Selon les autorités locales, le bilan provisoire fait état d’au moins 23 morts et de plus d’une centaine de blessés, bien que certaines sources évoquent un nombre de victimes plus élevé. La police de l’État du Borno attribue ces attaques à des kamikazes liés au groupe jihadiste Boko Haram.

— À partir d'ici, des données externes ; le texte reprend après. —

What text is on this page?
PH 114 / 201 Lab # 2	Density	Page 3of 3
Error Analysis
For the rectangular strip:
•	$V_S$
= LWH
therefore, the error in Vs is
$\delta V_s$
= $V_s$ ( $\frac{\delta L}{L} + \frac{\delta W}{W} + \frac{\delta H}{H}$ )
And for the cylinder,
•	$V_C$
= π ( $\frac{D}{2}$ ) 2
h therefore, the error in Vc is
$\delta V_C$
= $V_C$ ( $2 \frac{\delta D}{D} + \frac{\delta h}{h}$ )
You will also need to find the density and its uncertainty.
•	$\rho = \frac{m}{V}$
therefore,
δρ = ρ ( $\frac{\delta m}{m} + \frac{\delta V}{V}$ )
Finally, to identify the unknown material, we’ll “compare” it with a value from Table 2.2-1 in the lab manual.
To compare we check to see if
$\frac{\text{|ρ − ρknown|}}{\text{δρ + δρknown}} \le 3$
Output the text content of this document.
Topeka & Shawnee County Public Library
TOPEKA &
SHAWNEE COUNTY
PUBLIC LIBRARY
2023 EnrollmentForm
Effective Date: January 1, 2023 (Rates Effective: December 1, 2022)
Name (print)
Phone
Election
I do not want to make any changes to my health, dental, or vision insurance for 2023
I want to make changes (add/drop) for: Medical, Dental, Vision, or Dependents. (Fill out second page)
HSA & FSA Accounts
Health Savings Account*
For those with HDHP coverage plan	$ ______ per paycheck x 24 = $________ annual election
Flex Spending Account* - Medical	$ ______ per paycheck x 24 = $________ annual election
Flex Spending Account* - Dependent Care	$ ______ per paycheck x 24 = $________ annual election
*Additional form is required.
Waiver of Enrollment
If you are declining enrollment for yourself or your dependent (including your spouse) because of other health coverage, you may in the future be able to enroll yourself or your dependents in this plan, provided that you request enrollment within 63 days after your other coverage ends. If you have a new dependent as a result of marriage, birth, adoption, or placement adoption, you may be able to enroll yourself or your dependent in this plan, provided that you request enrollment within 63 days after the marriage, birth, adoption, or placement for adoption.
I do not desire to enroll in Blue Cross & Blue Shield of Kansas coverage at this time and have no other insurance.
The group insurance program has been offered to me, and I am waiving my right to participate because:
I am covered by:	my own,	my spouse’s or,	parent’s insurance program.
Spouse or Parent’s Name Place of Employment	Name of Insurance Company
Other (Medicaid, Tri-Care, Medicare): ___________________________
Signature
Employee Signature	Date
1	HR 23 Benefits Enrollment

Face à ce drame, les réactions politiques n’ont pas tardé. Le gouverneur de l’État de Gombe, Muhammadu Inuwa Yahaya, a vivement condamné ces violences, dénonçant des actes « barbares » visant des populations civiles. Il a exprimé sa solidarité avec les habitants du Borno et adressé ses condoléances aux familles des victimes, tout en souhaitant un prompt rétablissement aux blessés.
De son côté, le sénateur Mohammed Ali Ndume a appelé la population à garder son sang-froid et à collaborer étroitement avec les forces de sécurité. Il a insisté sur l’importance de la vigilance collective pour contrer les menaces persistantes dans la région.
Alors que les enquêtes se poursuivent pour faire la lumière sur ces attaques, les autorités ont renforcé les dispositifs sécuritaires et invitent les habitants à respecter strictement les consignes en vigueur. La région, encore marquée par des années d’insécurité, reste sous haute surveillance.